Models and climate change analysis
Models provided information that ultimately increased public concern about the Earth’s climate. As a result, the validity of models themselves became an issue of increasing importance. By the 1990s, projects were initiated in which models were systematically compared to one another, in relation to a growing and uniformed body of climate data. Such projects provided the science of climate modeling with a form of quality control and a standard of reproducibility of results. Using data about conditions during the most recent ice age (which were gained primarily from ice-core measurements), one way of testing the validity of models was to see how well they could simulate the climatic and oceanic conditions characteristic of glacial periods. An additional test of validity involved using models to predict consequences of unique, real-time events, such as climatic responses to volcanic eruptions. Models were successful in these various tests. Models gained further credibility as they served as the primary source of data for the newly-formed Intergovernmental Panel on Climate Change (IPCC). In the mid-1990s, the IPCC used climate model data to draw its conclusion that a human influence on climate had been detected.
Models that have developed over the past several years are extremely complex. Relative to the simple models that emerged in the 1950s, current models can carry out simulations in much shorter time periods and represent many component processes simultaneously, including the atmosphere, oceans, glaciers and ice sheets, land surfaces, and biological and chemical activities linked with human economic life. Models now inform understanding of a range of possible future climatic changes and their impacts. Current models that simulate the present climate and account for CO2 show a severe risk of future global warming. Based on these data, the broadly accepted view among scientists, policymakers, and the public is that rising CO2 levels are warming the Earth.
The success of complex models has not eliminated the need for simple models. The latter models still provide valuable information about independent processes and climatic changes occurring on small spatial and temporal scales. Thus, they serve to develop basic theoretical understanding that enables complex models to simulate broader interactions between the atmosphere, oceans, biosphere, and other component processes.

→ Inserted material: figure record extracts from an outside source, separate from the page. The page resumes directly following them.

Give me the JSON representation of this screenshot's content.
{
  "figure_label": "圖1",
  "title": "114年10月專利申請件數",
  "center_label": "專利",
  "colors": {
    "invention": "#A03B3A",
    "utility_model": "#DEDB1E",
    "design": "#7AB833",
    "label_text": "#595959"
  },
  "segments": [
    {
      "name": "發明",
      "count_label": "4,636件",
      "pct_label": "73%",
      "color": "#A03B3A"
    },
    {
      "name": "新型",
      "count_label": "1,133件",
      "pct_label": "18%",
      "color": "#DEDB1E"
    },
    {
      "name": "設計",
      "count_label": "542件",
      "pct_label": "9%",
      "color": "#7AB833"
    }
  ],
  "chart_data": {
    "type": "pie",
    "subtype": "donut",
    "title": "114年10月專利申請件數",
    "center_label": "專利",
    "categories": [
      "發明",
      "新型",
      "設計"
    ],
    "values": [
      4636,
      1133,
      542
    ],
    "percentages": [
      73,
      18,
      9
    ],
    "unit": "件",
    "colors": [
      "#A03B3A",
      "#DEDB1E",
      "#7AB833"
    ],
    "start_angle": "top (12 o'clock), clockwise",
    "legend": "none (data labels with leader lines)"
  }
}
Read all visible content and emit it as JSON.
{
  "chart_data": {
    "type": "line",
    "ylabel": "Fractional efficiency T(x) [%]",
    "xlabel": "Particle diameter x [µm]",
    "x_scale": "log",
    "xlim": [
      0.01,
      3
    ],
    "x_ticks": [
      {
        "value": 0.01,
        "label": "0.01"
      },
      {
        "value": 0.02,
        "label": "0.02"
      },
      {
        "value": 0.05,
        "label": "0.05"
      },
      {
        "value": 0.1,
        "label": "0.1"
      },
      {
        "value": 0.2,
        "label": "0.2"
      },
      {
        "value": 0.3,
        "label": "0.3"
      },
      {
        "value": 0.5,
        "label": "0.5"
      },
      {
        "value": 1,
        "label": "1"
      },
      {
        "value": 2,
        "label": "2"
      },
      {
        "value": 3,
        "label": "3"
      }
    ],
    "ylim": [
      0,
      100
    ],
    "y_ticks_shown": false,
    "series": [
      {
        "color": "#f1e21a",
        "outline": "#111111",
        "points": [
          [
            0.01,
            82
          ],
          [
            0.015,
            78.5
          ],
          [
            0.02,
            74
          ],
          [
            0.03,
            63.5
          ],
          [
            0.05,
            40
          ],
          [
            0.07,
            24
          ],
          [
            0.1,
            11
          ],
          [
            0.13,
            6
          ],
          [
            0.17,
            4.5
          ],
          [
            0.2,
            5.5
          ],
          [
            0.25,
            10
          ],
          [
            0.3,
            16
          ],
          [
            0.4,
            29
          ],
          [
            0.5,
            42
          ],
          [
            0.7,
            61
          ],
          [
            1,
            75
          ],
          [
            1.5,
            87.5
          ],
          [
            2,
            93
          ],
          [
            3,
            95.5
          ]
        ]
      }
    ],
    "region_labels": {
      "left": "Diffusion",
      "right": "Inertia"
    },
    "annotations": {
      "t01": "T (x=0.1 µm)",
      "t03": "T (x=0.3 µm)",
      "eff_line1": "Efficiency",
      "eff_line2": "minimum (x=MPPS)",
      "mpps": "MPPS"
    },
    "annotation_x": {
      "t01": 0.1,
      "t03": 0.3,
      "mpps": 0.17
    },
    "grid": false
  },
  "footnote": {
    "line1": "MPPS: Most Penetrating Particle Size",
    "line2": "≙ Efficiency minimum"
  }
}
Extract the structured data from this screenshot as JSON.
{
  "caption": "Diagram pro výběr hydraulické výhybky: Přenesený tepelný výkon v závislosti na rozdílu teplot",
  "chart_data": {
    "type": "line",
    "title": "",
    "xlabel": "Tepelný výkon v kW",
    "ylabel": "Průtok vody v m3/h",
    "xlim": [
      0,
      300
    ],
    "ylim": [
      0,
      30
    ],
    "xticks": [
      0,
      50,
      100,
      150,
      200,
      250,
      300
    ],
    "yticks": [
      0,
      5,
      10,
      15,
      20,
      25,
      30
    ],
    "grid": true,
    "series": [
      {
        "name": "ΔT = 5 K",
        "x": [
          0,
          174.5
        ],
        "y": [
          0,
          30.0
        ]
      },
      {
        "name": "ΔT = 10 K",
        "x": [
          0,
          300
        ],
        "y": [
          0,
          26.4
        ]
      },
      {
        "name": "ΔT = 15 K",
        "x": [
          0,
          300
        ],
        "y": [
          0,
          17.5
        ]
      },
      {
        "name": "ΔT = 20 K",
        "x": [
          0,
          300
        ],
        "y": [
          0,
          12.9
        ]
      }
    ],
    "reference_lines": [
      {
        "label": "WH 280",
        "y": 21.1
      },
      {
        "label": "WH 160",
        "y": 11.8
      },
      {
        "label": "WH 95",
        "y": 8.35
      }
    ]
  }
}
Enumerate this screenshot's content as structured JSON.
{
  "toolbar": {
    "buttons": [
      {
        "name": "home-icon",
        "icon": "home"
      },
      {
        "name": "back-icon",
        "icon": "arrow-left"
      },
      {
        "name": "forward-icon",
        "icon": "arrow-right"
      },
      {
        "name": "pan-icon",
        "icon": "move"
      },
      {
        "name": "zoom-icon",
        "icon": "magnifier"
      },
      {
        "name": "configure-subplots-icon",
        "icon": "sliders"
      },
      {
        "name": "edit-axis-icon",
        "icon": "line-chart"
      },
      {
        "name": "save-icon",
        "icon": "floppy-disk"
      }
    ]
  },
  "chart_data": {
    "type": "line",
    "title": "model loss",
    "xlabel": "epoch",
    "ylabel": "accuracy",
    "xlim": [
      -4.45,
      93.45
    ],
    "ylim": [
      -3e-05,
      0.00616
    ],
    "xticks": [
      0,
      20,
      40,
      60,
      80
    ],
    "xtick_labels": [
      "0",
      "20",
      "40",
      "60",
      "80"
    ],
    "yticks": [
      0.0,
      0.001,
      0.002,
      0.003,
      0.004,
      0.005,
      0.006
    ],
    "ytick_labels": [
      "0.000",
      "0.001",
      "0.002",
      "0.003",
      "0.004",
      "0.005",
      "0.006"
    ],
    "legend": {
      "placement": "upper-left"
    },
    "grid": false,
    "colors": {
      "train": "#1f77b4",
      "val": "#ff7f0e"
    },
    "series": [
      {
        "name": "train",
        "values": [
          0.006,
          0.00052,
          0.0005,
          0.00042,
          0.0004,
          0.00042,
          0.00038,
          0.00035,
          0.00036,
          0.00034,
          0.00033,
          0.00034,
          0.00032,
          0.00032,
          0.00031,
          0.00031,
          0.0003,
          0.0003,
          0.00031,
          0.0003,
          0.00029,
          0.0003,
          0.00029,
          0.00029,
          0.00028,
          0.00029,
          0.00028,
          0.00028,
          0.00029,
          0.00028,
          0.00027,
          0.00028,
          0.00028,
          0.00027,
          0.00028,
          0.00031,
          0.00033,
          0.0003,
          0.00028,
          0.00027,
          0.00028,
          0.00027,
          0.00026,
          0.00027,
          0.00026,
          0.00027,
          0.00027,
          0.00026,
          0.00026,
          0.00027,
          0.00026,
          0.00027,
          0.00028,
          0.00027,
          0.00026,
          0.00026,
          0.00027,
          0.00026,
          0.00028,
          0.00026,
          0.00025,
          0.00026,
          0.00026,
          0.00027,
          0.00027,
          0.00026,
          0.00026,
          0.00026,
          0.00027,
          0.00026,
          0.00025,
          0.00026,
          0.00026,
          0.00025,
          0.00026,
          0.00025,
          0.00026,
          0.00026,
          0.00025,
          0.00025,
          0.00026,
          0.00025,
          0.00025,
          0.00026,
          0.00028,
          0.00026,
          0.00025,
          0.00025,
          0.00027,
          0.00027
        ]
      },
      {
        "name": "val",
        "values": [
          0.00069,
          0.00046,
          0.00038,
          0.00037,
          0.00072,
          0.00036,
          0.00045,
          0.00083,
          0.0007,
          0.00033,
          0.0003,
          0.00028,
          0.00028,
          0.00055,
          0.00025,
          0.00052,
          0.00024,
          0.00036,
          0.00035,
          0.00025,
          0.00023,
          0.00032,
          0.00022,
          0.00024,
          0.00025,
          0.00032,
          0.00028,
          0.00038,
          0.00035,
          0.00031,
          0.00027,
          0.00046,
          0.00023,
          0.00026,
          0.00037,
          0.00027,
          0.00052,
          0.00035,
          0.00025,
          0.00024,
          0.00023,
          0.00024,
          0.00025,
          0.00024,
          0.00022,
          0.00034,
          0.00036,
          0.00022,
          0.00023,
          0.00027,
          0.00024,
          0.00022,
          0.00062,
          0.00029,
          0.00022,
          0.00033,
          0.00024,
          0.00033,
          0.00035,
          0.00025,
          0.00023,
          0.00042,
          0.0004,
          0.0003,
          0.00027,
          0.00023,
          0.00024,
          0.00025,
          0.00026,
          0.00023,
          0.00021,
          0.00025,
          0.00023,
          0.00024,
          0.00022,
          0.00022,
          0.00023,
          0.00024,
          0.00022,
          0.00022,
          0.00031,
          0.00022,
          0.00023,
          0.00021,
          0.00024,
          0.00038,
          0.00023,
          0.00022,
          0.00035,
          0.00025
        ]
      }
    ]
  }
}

Along with models of intermediate complexity, such as those used to study long time-series corresponding to glacial processes, simple models are regarded as part of a hierarchy of models upon which complex models are based.
In the future, models will continue to generate highly-complex, detailed three-dimensional representations of climate dynamics. Nevertheless, challenges remain that prevent models from providing a perfect simulation of real climate. Scientific understanding of many of the key process that control climate sensitivity (such as clouds, vegetation, and ocean convection) is incomplete. Consequently, these processes cannot be represented in detail in climate models. Additionally, the predictive capabilities of climate models are linked to their performance in reproducing the historical record, which is largely limited to geological data and relatively recent global temperature observations. Processes could exist on a longer temporal scale that even the highly-complex models of today cannot take into consideration. For example, the presence of non-linear processes could potentially change the behavior of climate abruptly. Future progress of climate modeling will depend on the continued commitment to developing improved mathematical and computational techniques, more data, and better theoretical understanding of climate dynamics.